It gets my goat that people think it’s a good option. There are plenty of articles explaining some of the many issues with it, but a few are:
- It’s run by anti-LGBTQ+ crypto bros.
- It has ads right out of the box.
- It collected donations towards people who never signed up for them - then held them to ransom in exchange for the kind of information you should never share on the Internet.
- They’re a for-profit advertising company. “Privacy-centric” my elbow.


I’m surprised to read the whole thread and nobody mentioned that TorBrowser is the goat for daily anonymous browsing.
That you’re even suggesting this tells me that you don’t use tor regularly. Many clearnet sites dont want to be accessed through tor and will just block you. If you encounter any recaptchas thats basically a dead end. The time from opening the browser to having a fully loaded site is minutes.
If you don’t plan on doing serious crimes and your not an opposition leader in a totalitarian state, tor is not a good default browser.
I missed that part
I think it depends on the region. To me, full browser restart with reconnect is maybe 10 seconds tops, usually less. I use Tor Browser as a default one on my phone, and it opens random links quite okay.
For me, the main issue is exit node blocking, then I need to restart the browser 1-2 times.
You are correct that Tor is not as convenient. I use Tor Regularly but I use another browsers if I need to login. Sometimes I have to restart Tor Browser because of blocks.
Tor is ridiculously slow for daily use.
It worth okay for me.
I thought people gave up on Tor years ago when it was revealed that it wasnt as anonymous as people expected due to the number of entry and exit nodes controlled by governments and spy agencies.
The NSA wasn’t able to break Tor fundamentally, even with spanning numerous exit nodes to intercept traffic, and high-scale traffic correlation between enter and exit nodes
https://www.theguardian.com/world/2013/oct/04/nsa-gchq-attack-tor-network-encryption
Do we trust a 12 year old article sourced from the government to be honest about current/past capabilities? Genuinely asking.
This question is unironically very deep. As it’s privacy we’re talking, you decide what to trust on your own.
My understanding is that Tor provides anonymity for my threat model (ad-tech corporations).
But trust need to be placed somewhere. Do we trust Mozilla? All their emploees? Do we trust OSS? Does anybody actually review open-source code? What about supply chain attacks?
I am, a nobody, was personally invited to a Contagious Interview (a person, pretending to be a client for consulting was trying to place a rootkit on my machine via GitHub repo).
What about AI-assistet coding that actively tries to eliminate security gates?
In this case I would. Its from the Snowden leaks and from the government for the government, never intended for our public eyes.

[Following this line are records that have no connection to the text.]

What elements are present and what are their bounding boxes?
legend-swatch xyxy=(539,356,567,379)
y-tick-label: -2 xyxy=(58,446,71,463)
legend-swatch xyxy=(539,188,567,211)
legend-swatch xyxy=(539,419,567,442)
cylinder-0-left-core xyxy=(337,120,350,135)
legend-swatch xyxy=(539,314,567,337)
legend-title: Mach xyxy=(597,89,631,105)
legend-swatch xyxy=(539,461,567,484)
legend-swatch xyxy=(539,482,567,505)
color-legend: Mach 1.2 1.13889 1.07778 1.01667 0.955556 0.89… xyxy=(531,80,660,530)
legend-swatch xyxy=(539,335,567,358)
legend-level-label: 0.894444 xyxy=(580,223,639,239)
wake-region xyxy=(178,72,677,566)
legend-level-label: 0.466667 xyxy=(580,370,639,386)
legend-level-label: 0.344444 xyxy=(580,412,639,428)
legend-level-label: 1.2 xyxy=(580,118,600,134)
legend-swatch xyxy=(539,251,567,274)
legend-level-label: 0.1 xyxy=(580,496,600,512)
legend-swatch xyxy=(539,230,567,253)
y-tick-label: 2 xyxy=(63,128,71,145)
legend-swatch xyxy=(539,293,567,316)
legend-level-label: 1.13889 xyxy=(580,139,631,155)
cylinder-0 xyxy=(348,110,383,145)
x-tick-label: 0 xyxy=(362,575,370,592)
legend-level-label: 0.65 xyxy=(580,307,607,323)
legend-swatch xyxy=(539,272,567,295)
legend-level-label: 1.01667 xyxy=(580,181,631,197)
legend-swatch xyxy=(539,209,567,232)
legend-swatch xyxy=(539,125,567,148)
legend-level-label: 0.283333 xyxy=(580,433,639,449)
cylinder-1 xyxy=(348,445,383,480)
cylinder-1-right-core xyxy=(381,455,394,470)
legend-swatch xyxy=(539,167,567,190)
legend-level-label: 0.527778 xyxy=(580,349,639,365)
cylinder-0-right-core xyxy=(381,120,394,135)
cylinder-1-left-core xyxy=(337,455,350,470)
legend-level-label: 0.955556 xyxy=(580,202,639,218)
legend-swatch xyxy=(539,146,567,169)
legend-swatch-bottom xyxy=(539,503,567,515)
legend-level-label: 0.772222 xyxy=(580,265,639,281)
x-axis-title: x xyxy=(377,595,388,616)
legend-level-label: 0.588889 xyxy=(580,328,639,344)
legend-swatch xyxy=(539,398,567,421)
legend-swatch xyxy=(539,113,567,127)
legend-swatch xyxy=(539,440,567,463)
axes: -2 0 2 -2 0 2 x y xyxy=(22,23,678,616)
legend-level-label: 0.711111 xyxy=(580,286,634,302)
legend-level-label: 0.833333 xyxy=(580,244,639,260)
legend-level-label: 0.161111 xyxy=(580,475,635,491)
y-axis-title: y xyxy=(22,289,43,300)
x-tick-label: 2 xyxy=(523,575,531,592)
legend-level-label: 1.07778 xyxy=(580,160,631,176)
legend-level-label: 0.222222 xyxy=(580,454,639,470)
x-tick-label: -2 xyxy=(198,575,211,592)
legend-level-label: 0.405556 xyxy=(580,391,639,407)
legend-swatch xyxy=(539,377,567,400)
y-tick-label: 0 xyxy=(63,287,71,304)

Also if you don’t fully trust tor, just add another layer (e.g. VPN). If the government dissuades you from secure open infrastructure and gets you to use closed ones, they have won because companies can always be forced to comply. Algorithms on the other hand, can’t.
who and what is your threat model? as @macros@feddit.org pointed out this article was probably rather accurate.
if you just want to browse anonymously - it is likely, that even the biggest tech corpos can’t de-anonymise you.
if you do small time crime, like buying and selling contraband - likely law enforcement would try to catch you in the real world. you have more vertices and vulnerabilities there, different enforcement agencies are experienced exploiting these.
if you paint a big ass target on your back and get the interest of the CIA or similar - you are probably fucked one way or the other. they may have the ability to de-anonymise you. but if you listen to people that did get caught or do the catching (e.g: darknet diaries), most of the times it is a small mistake. if you only ever play defence, that is enough to loose the game. but what are your options if your adversary is a national agency?
You should never use TOR as a daily driver.
Why not? If more people use onion router the network only becomes better.